At the very least, it is not right that duplicate and triplicate counted women can be viewed as being equivalent to unduplicated men’s rosters. The spirit of Title IX is about expanding opportunities that will benefit actual individuals, not foster manipulated ratios. Universities and the NCAA know this and should work to ensure this principle is followed.
There should also be greater coordination between university athletic departments and admission offices to address growing gender imbalances between female and male enrollments. A major, co-ed university on the west coast is 63 percent women and 37 percent men. Their freshman class is 68 percent women and 32 percent men. It is an objective good that more women are going to college, but if fewer men see education as a route to self-improvement, that is a troubling trend. Universities committed to co-education must also commit to ensuring that young men continue to have opportunities for educational advancement.
Lastly, the federal government can take a more proactive approach to Title IX enforcement instead of relying on individuals or groups to file federal complaints or lawsuits to spur enforcement.
These issues are complicated.

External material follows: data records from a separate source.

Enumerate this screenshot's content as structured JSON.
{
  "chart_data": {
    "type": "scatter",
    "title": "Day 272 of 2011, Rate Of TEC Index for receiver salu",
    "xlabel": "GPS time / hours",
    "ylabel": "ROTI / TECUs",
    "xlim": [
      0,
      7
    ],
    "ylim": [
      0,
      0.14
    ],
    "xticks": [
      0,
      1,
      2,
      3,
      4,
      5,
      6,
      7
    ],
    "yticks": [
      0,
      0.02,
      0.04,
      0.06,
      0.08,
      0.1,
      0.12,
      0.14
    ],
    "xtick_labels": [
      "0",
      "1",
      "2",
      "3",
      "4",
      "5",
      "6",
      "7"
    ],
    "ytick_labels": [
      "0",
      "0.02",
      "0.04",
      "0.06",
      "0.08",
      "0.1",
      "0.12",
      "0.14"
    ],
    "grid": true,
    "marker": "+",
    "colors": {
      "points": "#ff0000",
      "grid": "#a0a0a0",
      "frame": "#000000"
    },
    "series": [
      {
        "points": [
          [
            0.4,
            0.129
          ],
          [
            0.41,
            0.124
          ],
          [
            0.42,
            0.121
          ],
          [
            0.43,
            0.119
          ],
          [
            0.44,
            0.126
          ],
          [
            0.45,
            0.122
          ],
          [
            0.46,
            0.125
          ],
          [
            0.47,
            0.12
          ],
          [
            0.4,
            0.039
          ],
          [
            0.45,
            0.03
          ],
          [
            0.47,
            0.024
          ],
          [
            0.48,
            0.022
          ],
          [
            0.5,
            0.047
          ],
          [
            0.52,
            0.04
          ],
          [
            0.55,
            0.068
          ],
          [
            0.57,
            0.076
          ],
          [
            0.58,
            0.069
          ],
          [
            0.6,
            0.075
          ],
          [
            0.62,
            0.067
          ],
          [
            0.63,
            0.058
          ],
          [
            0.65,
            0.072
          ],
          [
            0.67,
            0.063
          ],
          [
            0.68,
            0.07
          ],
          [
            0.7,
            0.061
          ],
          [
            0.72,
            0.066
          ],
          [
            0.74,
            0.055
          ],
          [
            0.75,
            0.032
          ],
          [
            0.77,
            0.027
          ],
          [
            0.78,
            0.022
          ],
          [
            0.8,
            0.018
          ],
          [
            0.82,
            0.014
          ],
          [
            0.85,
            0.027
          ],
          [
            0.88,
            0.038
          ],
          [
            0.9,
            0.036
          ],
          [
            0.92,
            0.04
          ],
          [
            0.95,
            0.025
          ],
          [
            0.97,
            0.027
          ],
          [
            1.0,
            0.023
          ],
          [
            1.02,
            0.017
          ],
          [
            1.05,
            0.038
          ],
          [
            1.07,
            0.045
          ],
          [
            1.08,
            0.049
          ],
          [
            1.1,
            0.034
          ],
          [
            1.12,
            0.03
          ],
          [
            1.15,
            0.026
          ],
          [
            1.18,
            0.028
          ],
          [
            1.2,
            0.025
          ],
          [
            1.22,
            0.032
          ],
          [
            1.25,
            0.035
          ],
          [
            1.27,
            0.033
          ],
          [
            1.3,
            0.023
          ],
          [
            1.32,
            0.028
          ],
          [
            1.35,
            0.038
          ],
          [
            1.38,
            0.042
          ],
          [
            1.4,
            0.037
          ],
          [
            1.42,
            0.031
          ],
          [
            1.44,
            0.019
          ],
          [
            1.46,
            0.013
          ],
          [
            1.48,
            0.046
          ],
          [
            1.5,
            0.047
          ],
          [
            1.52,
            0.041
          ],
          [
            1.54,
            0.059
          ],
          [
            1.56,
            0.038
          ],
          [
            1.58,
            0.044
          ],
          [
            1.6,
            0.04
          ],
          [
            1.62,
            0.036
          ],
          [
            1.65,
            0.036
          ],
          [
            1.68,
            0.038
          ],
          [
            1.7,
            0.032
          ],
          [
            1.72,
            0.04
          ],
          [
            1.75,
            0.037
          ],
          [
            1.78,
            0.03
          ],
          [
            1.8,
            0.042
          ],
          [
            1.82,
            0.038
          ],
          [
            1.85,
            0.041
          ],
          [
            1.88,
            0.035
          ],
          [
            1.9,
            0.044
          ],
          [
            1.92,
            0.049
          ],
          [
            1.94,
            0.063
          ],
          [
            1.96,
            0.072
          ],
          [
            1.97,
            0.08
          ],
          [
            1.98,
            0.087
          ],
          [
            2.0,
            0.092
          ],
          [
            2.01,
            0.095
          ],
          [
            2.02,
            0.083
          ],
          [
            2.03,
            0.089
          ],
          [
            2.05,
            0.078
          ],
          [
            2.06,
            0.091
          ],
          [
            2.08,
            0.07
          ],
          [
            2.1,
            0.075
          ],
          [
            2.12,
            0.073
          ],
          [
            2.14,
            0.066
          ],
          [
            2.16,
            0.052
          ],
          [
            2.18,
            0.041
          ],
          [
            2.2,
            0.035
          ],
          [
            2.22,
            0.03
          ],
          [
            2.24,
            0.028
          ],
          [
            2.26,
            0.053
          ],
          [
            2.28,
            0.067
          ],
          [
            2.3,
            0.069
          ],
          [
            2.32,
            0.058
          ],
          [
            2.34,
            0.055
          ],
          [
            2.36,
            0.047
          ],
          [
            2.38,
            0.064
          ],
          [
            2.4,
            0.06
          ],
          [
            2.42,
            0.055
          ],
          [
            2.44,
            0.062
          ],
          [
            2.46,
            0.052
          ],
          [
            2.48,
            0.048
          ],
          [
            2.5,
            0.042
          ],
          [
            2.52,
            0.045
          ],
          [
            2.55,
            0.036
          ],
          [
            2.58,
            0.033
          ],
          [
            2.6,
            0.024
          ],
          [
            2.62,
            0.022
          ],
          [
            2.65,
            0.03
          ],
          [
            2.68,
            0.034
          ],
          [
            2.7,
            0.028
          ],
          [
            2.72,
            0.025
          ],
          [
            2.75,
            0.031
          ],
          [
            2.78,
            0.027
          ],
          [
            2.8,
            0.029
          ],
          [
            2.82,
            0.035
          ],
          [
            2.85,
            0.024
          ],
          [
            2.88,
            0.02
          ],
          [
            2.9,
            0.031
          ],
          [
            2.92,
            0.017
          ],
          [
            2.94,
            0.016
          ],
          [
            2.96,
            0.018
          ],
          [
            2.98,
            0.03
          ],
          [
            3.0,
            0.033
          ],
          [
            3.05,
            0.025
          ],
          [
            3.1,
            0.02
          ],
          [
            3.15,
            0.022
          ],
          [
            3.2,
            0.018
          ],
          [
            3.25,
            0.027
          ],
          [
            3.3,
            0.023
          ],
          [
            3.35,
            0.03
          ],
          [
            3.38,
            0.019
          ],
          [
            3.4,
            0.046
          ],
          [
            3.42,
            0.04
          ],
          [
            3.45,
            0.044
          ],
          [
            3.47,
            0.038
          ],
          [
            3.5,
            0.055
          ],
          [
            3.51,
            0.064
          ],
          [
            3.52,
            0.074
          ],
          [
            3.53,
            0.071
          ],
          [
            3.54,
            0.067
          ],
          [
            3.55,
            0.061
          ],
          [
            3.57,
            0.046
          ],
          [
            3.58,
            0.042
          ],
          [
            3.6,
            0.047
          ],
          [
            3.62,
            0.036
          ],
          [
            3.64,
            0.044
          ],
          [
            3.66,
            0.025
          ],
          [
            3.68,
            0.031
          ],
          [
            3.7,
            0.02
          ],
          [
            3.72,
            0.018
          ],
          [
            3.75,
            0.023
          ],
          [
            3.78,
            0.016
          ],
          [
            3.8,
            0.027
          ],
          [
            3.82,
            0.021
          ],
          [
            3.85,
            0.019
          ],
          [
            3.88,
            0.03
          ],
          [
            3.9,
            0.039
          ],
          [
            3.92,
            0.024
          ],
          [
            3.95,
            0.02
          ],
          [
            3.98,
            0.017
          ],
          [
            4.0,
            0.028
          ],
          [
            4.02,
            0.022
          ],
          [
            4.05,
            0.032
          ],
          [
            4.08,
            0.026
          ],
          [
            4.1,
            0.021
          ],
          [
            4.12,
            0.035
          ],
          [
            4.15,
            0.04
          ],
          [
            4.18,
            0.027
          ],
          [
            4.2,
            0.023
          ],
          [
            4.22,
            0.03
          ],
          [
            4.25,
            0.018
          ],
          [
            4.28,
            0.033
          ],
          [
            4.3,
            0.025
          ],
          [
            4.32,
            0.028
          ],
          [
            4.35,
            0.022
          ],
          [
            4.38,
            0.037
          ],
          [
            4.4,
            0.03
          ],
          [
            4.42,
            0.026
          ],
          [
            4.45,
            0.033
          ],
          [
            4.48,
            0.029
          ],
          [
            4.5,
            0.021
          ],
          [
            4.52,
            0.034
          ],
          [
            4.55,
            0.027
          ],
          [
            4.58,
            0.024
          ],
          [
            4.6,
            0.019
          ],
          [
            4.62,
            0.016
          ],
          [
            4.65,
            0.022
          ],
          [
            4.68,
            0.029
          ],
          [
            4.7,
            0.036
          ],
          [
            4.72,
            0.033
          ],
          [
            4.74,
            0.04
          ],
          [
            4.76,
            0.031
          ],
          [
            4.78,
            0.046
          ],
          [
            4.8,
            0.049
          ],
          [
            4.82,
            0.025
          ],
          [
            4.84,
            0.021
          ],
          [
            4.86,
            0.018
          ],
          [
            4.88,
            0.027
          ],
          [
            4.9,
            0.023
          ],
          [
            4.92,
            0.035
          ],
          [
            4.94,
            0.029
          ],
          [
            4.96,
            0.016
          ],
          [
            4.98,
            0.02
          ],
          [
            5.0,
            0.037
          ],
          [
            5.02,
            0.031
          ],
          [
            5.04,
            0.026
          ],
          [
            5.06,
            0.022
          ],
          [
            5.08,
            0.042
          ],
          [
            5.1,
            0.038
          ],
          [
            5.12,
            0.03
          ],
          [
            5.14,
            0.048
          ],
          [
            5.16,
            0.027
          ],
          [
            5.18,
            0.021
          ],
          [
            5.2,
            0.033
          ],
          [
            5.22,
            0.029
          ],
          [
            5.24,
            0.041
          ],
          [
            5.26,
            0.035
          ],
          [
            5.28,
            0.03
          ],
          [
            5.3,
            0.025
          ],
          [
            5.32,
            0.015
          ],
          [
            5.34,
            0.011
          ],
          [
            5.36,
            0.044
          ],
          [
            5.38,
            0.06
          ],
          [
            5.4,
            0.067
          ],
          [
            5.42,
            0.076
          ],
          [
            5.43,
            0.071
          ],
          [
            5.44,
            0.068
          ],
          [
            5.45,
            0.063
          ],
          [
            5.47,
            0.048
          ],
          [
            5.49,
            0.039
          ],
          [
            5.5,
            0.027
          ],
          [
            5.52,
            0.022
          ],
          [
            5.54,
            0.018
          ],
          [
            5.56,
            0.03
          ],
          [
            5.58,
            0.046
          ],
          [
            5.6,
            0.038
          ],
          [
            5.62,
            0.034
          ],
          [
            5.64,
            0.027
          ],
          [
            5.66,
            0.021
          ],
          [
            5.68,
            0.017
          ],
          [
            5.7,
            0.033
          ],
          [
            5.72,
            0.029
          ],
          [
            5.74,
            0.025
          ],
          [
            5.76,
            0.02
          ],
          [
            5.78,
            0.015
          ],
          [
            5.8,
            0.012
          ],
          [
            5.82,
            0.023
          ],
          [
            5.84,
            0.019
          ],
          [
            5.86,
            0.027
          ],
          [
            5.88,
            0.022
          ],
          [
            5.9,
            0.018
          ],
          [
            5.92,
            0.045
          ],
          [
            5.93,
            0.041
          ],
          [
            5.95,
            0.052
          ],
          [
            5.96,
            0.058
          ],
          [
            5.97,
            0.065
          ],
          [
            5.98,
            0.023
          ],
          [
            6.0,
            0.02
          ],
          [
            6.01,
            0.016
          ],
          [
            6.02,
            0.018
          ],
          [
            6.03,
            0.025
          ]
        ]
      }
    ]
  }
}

But at the same time, they are relatively simple: Title IX is about expanding opportunities. We have the tools and the ability to ensure that the law is enforced in a way that serves the collective benefit of young people of any gender. Let’s challenge our institutions and their administrators to take the spirit of this law and make it their Northstar so that as many young people as possible can enjoy the benefits of education, sport, and a full college experience.